İstanbul’da Can Holding’e yönelik yürütülen soruşturma kapsamında, “suç örgütü kurmak”, “vergi kaçakçılığı”, “dolandırıcılık” ve “kara para aklama” suçlamalarıyla 121 şirkete el konuldu, 10 şüpheli hakkında gözaltı kararı verildi. Küçükçekmece Cumhuriyet Başsavcılığı’nın başlattığı soruşturmada, Can Holding bünyesinde faaliyet gösteren şirketlerin suç işlemek amacıyla örgüt halinde hareket ettiği, nitelikli dolandırıcılık ve kaynağı belirsiz gelirlerin aklanmasına yönelik çok yönlü işlemler yürüttüğü öne sürüldü.
MASAK RAPORLARIYLA ORTAYA ÇIKTI
Mali Suçları Araştırma Kurulu (MASAK) ve mali denetim birimlerinin raporlarına göre, holding bünyesindeki şirketlere kaynağı belirsiz yüksek miktarda para girişleri yapıldı. Bu paraların farklı şirketler arasında aktarılıp izlerinin gizlendiği, sahte belgelerle vergi yükümlülüğünün azaltıldığı tespit edildi. Soruşturma dosyasında, örgütün Kemal Can ve Mehmet Şakir Can liderliğinde hareket ettiği, çok sayıda şirket kurarak denetim mekanizmalarını zorlaştırdığı, yönetim kurullarındaki değişikliklerle sorumlulukları dağıtarak hukuki yaptırımlardan kaçmaya çalıştığı belirtildi. Ayrıca ticari faaliyeti bulunmayan şirketlerde gerçeği yansıtmayan sermaye artırımları yapıldığı, bu artırımların kaynağı olarak “ortaklara borçlar” hesabının gösterildiği, söz konusu paraların Varlık Barışı Kanunu kapsamında sisteme sokulduğu ifade edildi. Bu yöntemle suç gelirlerinin aklandığı iddia edildi.
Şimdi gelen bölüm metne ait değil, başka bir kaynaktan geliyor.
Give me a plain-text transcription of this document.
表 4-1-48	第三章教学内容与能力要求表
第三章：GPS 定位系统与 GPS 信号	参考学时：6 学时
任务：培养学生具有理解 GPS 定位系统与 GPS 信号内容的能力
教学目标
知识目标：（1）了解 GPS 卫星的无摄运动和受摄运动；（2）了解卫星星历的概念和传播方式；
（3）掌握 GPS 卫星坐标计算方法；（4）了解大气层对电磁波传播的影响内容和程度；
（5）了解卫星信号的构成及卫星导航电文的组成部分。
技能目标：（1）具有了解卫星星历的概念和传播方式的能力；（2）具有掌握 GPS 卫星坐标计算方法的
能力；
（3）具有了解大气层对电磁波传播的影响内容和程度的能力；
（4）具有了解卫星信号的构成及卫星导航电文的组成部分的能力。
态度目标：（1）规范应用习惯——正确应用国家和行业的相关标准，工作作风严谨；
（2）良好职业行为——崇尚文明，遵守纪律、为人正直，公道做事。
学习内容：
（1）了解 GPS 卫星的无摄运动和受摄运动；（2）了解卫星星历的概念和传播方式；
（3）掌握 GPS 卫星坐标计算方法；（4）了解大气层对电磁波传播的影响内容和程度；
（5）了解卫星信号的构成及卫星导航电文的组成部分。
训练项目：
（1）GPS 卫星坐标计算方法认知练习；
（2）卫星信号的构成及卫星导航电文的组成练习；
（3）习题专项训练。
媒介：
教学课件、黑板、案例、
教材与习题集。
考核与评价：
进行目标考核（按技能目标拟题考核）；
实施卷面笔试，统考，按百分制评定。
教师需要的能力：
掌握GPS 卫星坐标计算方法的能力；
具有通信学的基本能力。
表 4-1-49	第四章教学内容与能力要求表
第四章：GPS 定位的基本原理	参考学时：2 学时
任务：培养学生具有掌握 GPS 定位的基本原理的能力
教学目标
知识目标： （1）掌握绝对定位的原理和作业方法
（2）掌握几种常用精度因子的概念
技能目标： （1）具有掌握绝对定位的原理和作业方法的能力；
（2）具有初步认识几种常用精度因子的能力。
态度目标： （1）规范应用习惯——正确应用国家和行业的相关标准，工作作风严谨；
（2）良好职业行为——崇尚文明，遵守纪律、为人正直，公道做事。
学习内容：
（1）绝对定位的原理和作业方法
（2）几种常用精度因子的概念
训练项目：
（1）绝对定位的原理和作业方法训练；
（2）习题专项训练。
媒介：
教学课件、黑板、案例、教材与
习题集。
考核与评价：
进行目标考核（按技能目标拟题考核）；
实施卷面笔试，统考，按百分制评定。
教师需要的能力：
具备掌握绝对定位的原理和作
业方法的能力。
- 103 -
STRATEJİK SEKTÖRLERE YATIRIM İDDİASI
Raporlarda, suç örgütünün yasa dışı kazançlarla eğitim, medya, finans ve enerji gibi stratejik sektörlerde şirket alımları ve yatırımlar yaptığı, bu yolla hem ekonomik gücünü artırmaya hem de kamuoyunda meşruiyet kazanmaya çalıştığı öne sürüldü.
Operasyon kapsamında 121 şirketin mal varlığına el konuldu ve Tasarruf Mevduatı Sigorta Fonu (TMSF) kayyum olarak atandı. Ayrıca 10 şüpheli hakkında gözaltı kararı çıkarıldı.